6. Jackie Earle Haley
A star at a young age, Haley earned great reviews in 1970s classics like The Bad News Bears and Breaking Away. Never a tall, leading man type, Haley saw his career take a downturn in the 1980s and 1990s. He retired for a time, becoming a director of commercials in Texas.
His comeback came with a recommendation from Sean Penn. He earned almost immediate attention (and an Oscar nom) for 2006’s Little Children. He followed it up by working with names like Steven Spielberg (Lincoln), Martin Scorsese (Shutter Island), and Tim Burton (Dark Shadows). He also stood out as the masked superhero Rorschach in Zack Snyder’s cult hit Watchmen.
5. Reese Witherspoon
Witherspoon became a star for both her comedic (The Legally Blonde series) and serious roles, eventually winning an Oscar for playing June Carter in 2005’s Walk The Line. But after that, in a case of the Oscar jinx, not much happened.
She had notable flops in both comedy (Four Christmases) and drama (Water For Elephants/Mud). As she entered her late 30s, it didn’t look all that promising for Witherspoon. Yet, in the last year, she’s earned kudos both for her acting, as Oscar buzz surrounds her decidedly unglamorous role in Wild, and as a producer on Gone Girl.
4. Martin Short
It’s hard to peg when the Short comeback began. One is inclined to say it was his hosting gig on Saturday Night Live in 2012, which reminded audiences just how talented the SCTV alum was. A recurring role as a troubled environmental lawyer on How I Met Your Mother didn’t hurt either.
In the last few years, he’s been very busy, with a supporting role in the new series Mulaney, an autobiography (‘I Must Say: My Life As A Humble Comedy Legend’) and a showy role in Paul Thomas Anderson’s Inherent Vice opposite an all-star cast that includes Joaquin Phoenix and Josh Brolin.
3. Sandra Bullock
At 50, Bullock is on an unlikely career high. At an age when other actresses have been relegated to supporting mom roles, Bullock is bigger than ever, earning the title of highest paid actress.

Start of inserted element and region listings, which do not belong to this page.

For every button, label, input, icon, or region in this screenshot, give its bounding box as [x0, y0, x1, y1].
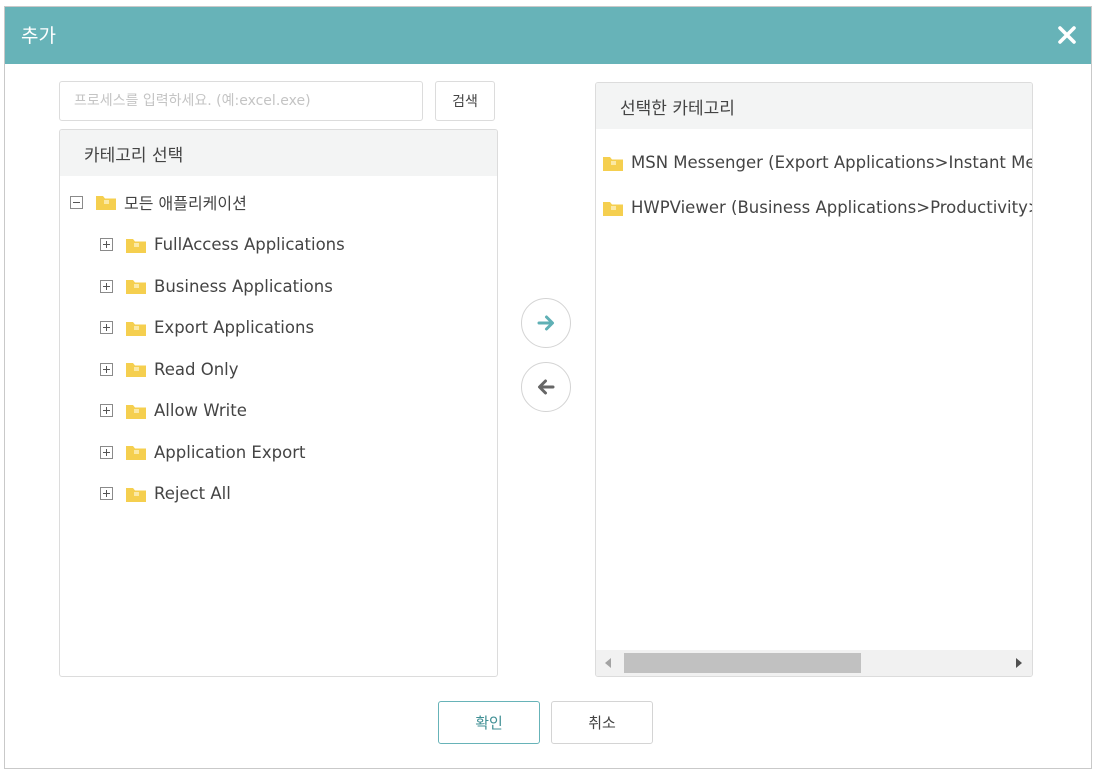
folder-icon [126, 487, 146, 502]
tree-item[interactable]: Application Export [60, 432, 497, 474]
folder-icon [126, 446, 146, 461]
tree-item-label: Reject All [154, 484, 231, 504]
folder-icon [126, 321, 146, 336]
tree-item[interactable]: Read Only [60, 349, 497, 391]
tree-root-label: 모든 애플리케이션 [124, 194, 247, 213]
selected-item-label: HWPViewer (Business Applications>Product… [631, 198, 1033, 217]
expand-toggle-icon[interactable] [100, 404, 113, 418]
tree-item-label: Export Applications [154, 318, 315, 338]
selected-category-list: MSN Messenger (Export Applications>Insta… [596, 129, 1032, 230]
tree-item-label: Business Applications [154, 276, 333, 296]
folder-icon [603, 201, 623, 216]
folder-icon [96, 196, 116, 210]
process-search-input[interactable] [59, 81, 423, 121]
category-select-panel: 카테고리 선택 모든 애플리케이션 FullAccess Application… [59, 129, 498, 677]
close-button[interactable] [1049, 17, 1085, 53]
tree-item-label: Application Export [154, 442, 306, 462]
tree-item[interactable]: Business Applications [60, 266, 497, 308]
selected-category-item[interactable]: MSN Messenger (Export Applications>Insta… [596, 140, 1032, 185]
tree-item[interactable]: Allow Write [60, 390, 497, 432]
arrow-left-icon [538, 379, 555, 395]
horizontal-scrollbar[interactable] [596, 650, 1032, 676]
dialog-title: 추가 [21, 25, 56, 47]
expand-toggle-icon[interactable] [100, 279, 113, 293]
expand-toggle-icon[interactable] [100, 321, 113, 335]
search-button[interactable]: 검색 [435, 81, 495, 121]
folder-icon [603, 156, 623, 171]
tree-item-label: Read Only [154, 359, 239, 379]
tree-item[interactable]: FullAccess Applications [60, 224, 497, 266]
selected-category-panel: 선택한 카테고리 MSN Messenger (Export Applicati… [595, 82, 1033, 677]
folder-icon [126, 363, 146, 378]
expand-toggle-icon[interactable] [100, 238, 113, 252]
category-tree: 모든 애플리케이션 FullAccess Applications Busines… [60, 176, 497, 515]
expand-toggle-icon[interactable] [100, 362, 113, 376]
collapse-toggle-icon[interactable] [70, 195, 83, 209]
selected-item-label: MSN Messenger (Export Applications>Insta… [631, 153, 1033, 172]
close-icon [1058, 26, 1076, 44]
scroll-right-icon[interactable] [1016, 658, 1022, 668]
folder-icon [126, 238, 146, 253]
expand-toggle-icon[interactable] [100, 445, 113, 459]
folder-icon [126, 280, 146, 295]
dialog-titlebar: 추가 [5, 7, 1091, 64]
tree-item-label: FullAccess Applications [154, 235, 345, 255]
selected-category-item[interactable]: HWPViewer (Business Applications>Product… [596, 185, 1032, 230]
expand-toggle-icon[interactable] [100, 487, 113, 501]
add-to-selected-button[interactable] [521, 298, 571, 348]
tree-item[interactable]: Export Applications [60, 307, 497, 349]
tree-item[interactable]: Reject All [60, 473, 497, 515]
confirm-button[interactable]: 확인 [438, 701, 540, 744]
remove-from-selected-button[interactable] [521, 362, 571, 412]
cancel-button[interactable]: 취소 [551, 701, 653, 744]
arrow-right-icon [537, 315, 554, 331]
folder-icon [126, 404, 146, 419]
scroll-left-icon[interactable] [605, 658, 611, 668]
tree-item-label: Allow Write [154, 401, 247, 421]
category-panel-header: 카테고리 선택 [60, 130, 497, 176]
tree-root-all-applications[interactable]: 모든 애플리케이션 [60, 180, 497, 224]
scrollbar-thumb[interactable] [624, 653, 861, 673]
selected-panel-header: 선택한 카테고리 [596, 83, 1032, 129]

Though known for her earlier roles in Speed and Miss Congeniality, the actress has in the last four years earned an Oscar (for The Blind Side) and another nomination (last year’s Gravity). She also had the top comedy of last year with The Heat.
2. Woody Harrelson
Unlike his pal and frequent co-star Matthew McConaughey, Harrelson never got much respect beyond the lovable bartender Woody he played on Cheers. Until five years ago, he was probably better known for his pot-loving lifestyle than acting.
He had been nominated for two Oscars (The Messenger and The People Versus Larry Flynt) but there were also a lot of flops (The Big White/Scorched/Surfer, Dude). The hard-hitting 2009 military drama The Messenger seemed to turn the trend of flops around.
Zombieland, 2012, and the Hunger Games series cemented Harrelson’s position as a leader in Hollywood. His biggest critical acclaim , however, came alongside McConaughey this year in TV’s True Detective.
1. Colin Farrell
A career comeback or mere improvement? The strange thing about Farrell is that he’s a movie star with very little in the way of big or critical hits. While he always gets a lot of tabloid attention for his antics and good looks, box office success has always eluded him.
The list of mediocre works is lengthy (Phone Booth/S.W.A.T./Fright Night/Total Recall) while his acclaimed works are few and far between (In Bruges). That may have turned around recently with a showy role as an alcoholic father in Saving Mr. Banks and his memorably obnoxious comedy turn in Horrible Bosses (2011). Next up for Farrell is the second season of True Detective with Vince Vaughn, another actor in serious need of a career boost.